Il y a vingt ans mon cher amy, que je suis devenu homme public par mes ouvrages, et que par une conséquence nécessaire, je dois repousser les calomnies publiques.

Il y a vingt ans que je suis votre ami, et que tous les liens qui peuvent resserrer l'amitié nous unissent l'un à l'autre. Votre réputation m'intéresse comme je suis persuadé que la mienne vous touche, et mes lettres à son altesse Royale font foy, si j'ay bien rempli ce devoir sacré de l'amitié de donner de la considération à ses amis.
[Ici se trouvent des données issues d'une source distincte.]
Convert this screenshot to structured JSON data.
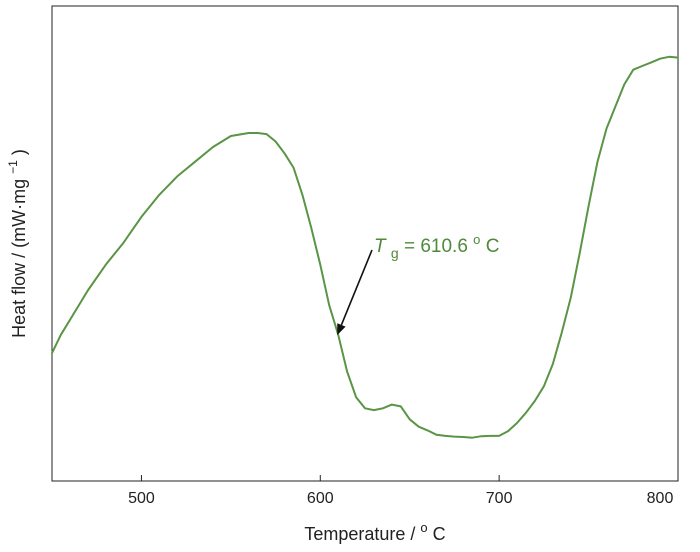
{
  "chart_data": {
    "type": "line",
    "xlabel_main": "Temperature / ",
    "xlabel_sup": "o",
    "xlabel_tail": "C",
    "ylabel_main": "Heat flow / (mW·mg",
    "ylabel_sup": "−1",
    "ylabel_tail": ")",
    "xlim": [
      450,
      800
    ],
    "ylim": [
      0,
      100
    ],
    "x_ticks": [
      "500",
      "600",
      "700",
      "800"
    ],
    "show_y_ticks": false,
    "grid": false,
    "line_color": "#5a9445",
    "annotation": {
      "symbol": "T",
      "subscript": "g",
      "text": " = 610.6 ",
      "sup": "o",
      "unit": "C",
      "x": 610.6
    },
    "series": [
      {
        "x": [
          450,
          455,
          460,
          470,
          480,
          490,
          500,
          510,
          520,
          530,
          540,
          550,
          560,
          565,
          570,
          575,
          580,
          585,
          590,
          595,
          600,
          605,
          610,
          615,
          620,
          625,
          630,
          635,
          640,
          645,
          650,
          655,
          660,
          665,
          670,
          675,
          680,
          685,
          690,
          695,
          700,
          705,
          710,
          715,
          720,
          725,
          730,
          735,
          740,
          745,
          750,
          755,
          760,
          765,
          770,
          775,
          780,
          785,
          790,
          795,
          800
        ],
        "y": [
          19,
          24,
          28,
          36,
          43,
          49,
          56,
          62,
          67,
          71,
          75,
          78,
          78.8,
          78.8,
          78.5,
          76.5,
          73.3,
          69.4,
          62,
          53,
          43,
          32,
          24,
          14,
          7,
          4,
          3.5,
          4,
          5,
          4.5,
          1,
          -1,
          -2,
          -3.2,
          -3.5,
          -3.7,
          -3.8,
          -4,
          -3.6,
          -3.5,
          -3.5,
          -2.2,
          0,
          2.8,
          6,
          10,
          16,
          24.5,
          34,
          46,
          59,
          71,
          80,
          86,
          92,
          96,
          97,
          98,
          99,
          99.5,
          99.3
        ]
      }
    ]
  }
}
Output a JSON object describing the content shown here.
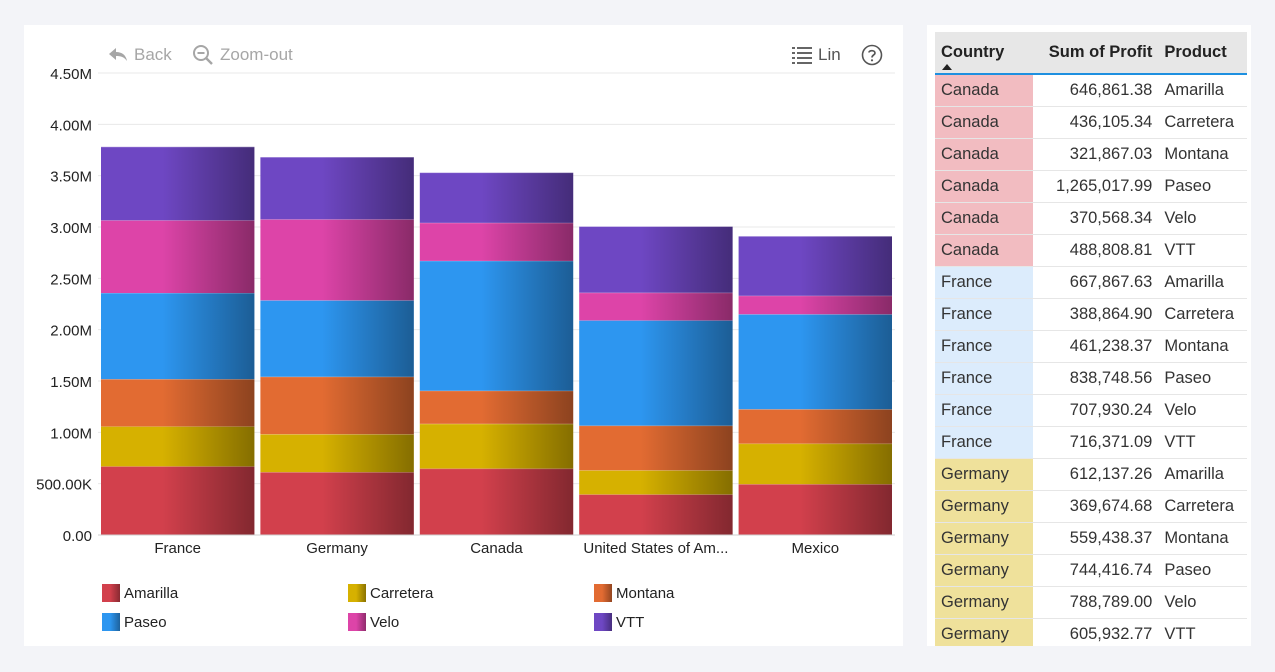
{
  "toolbar": {
    "back_label": "Back",
    "zoom_label": "Zoom-out",
    "scale_label": "Lin"
  },
  "colors": {
    "Amarilla": "#d2404c",
    "Carretera": "#d6b100",
    "Montana": "#e26b32",
    "Paseo": "#2d96f0",
    "Velo": "#dd44a8",
    "VTT": "#6e47c3",
    "canada_row": "#f2bcc1",
    "france_row": "#dcecfc",
    "germany_row": "#efe19b",
    "table_header": "#e7e7e7",
    "header_rule": "#1e90e0"
  },
  "chart_data": {
    "type": "bar",
    "stacked": true,
    "categories": [
      "France",
      "Germany",
      "Canada",
      "United States of Am...",
      "Mexico"
    ],
    "series": [
      {
        "name": "Amarilla",
        "values": [
          667867.63,
          612137.26,
          646861.38,
          395000,
          495000
        ]
      },
      {
        "name": "Carretera",
        "values": [
          388864.9,
          369674.68,
          436105.34,
          235000,
          395000
        ]
      },
      {
        "name": "Montana",
        "values": [
          461238.37,
          559438.37,
          321867.03,
          435000,
          335000
        ]
      },
      {
        "name": "Paseo",
        "values": [
          838748.56,
          744416.74,
          1265017.99,
          1025000,
          925000
        ]
      },
      {
        "name": "Velo",
        "values": [
          707930.24,
          788789.0,
          370568.34,
          270000,
          180000
        ]
      },
      {
        "name": "VTT",
        "values": [
          716371.09,
          605932.77,
          488808.81,
          645000,
          580000
        ]
      }
    ],
    "y_ticks": [
      "0.00",
      "500.00K",
      "1.00M",
      "1.50M",
      "2.00M",
      "2.50M",
      "3.00M",
      "3.50M",
      "4.00M",
      "4.50M"
    ],
    "ylim": [
      0,
      4500000
    ],
    "grid": true,
    "legend_position": "bottom"
  },
  "table": {
    "headers": {
      "country": "Country",
      "profit": "Sum of Profit",
      "product": "Product"
    },
    "rows": [
      {
        "country": "Canada",
        "profit": "646,861.38",
        "product": "Amarilla"
      },
      {
        "country": "Canada",
        "profit": "436,105.34",
        "product": "Carretera"
      },
      {
        "country": "Canada",
        "profit": "321,867.03",
        "product": "Montana"
      },
      {
        "country": "Canada",
        "profit": "1,265,017.99",
        "product": "Paseo"
      },
      {
        "country": "Canada",
        "profit": "370,568.34",
        "product": "Velo"
      },
      {
        "country": "Canada",
        "profit": "488,808.81",
        "product": "VTT"
      },
      {
        "country": "France",
        "profit": "667,867.63",
        "product": "Amarilla"
      },
      {
        "country": "France",
        "profit": "388,864.90",
        "product": "Carretera"
      },
      {
        "country": "France",
        "profit": "461,238.37",
        "product": "Montana"
      },
      {
        "country": "France",
        "profit": "838,748.56",
        "product": "Paseo"
      },
      {
        "country": "France",
        "profit": "707,930.24",
        "product": "Velo"
      },
      {
        "country": "France",
        "profit": "716,371.09",
        "product": "VTT"
      },
      {
        "country": "Germany",
        "profit": "612,137.26",
        "product": "Amarilla"
      },
      {
        "country": "Germany",
        "profit": "369,674.68",
        "product": "Carretera"
      },
      {
        "country": "Germany",
        "profit": "559,438.37",
        "product": "Montana"
      },
      {
        "country": "Germany",
        "profit": "744,416.74",
        "product": "Paseo"
      },
      {
        "country": "Germany",
        "profit": "788,789.00",
        "product": "Velo"
      },
      {
        "country": "Germany",
        "profit": "605,932.77",
        "product": "VTT"
      }
    ]
  }
}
Aujourd'huy un homme détesté universellement par ses méchancetez, un homme à qui on a justement reproché son ingratitude envers moy, ose me traiter de menteur impudent, quand on luy dit que pour prix de mes services, il a fait un libelle contre moy. Il cite votre témoignage, il imprime que vous désavouez votre ami, et que vous êtes honteux de l'être encore.

Je ne sçai que de vous seul qu'en effet l'abbé Desfontaines dans le temps de Bissetre fit contre moy un libelle, je ne sçai que de vous seul que ce libelle étoit une ironie sanglante intitulée apologie de M r de V. Non seulement vous nous en avez parlé dans votre voyage à Cirey en présence de madame la marquise du Chastelet qui l'atteste, mais en rassemblant vos lettres voicy ce que je trouve dans votre lettre du seize aoust 1726:

Ce scélérat d'abbé Desfontaines veut toujours me brouiller avec vous, il dit que vous ne luy avez jamais parlé de moy qu'en termes outrageants . . . etc. Il n'a pas quatre cent livres de rente de chez luy et il gagne par an plus de mil écus par ses infidélitez et par ses bassesses. Il avait fait contre vous un ouvrage satirique dans le temps de Bissetre que je luy fis jetter dans le feu et c'est luy qui a fait faire une édition du poème de la ligue, dans lequel il a inséré des vers satiriques de sa façon, etc.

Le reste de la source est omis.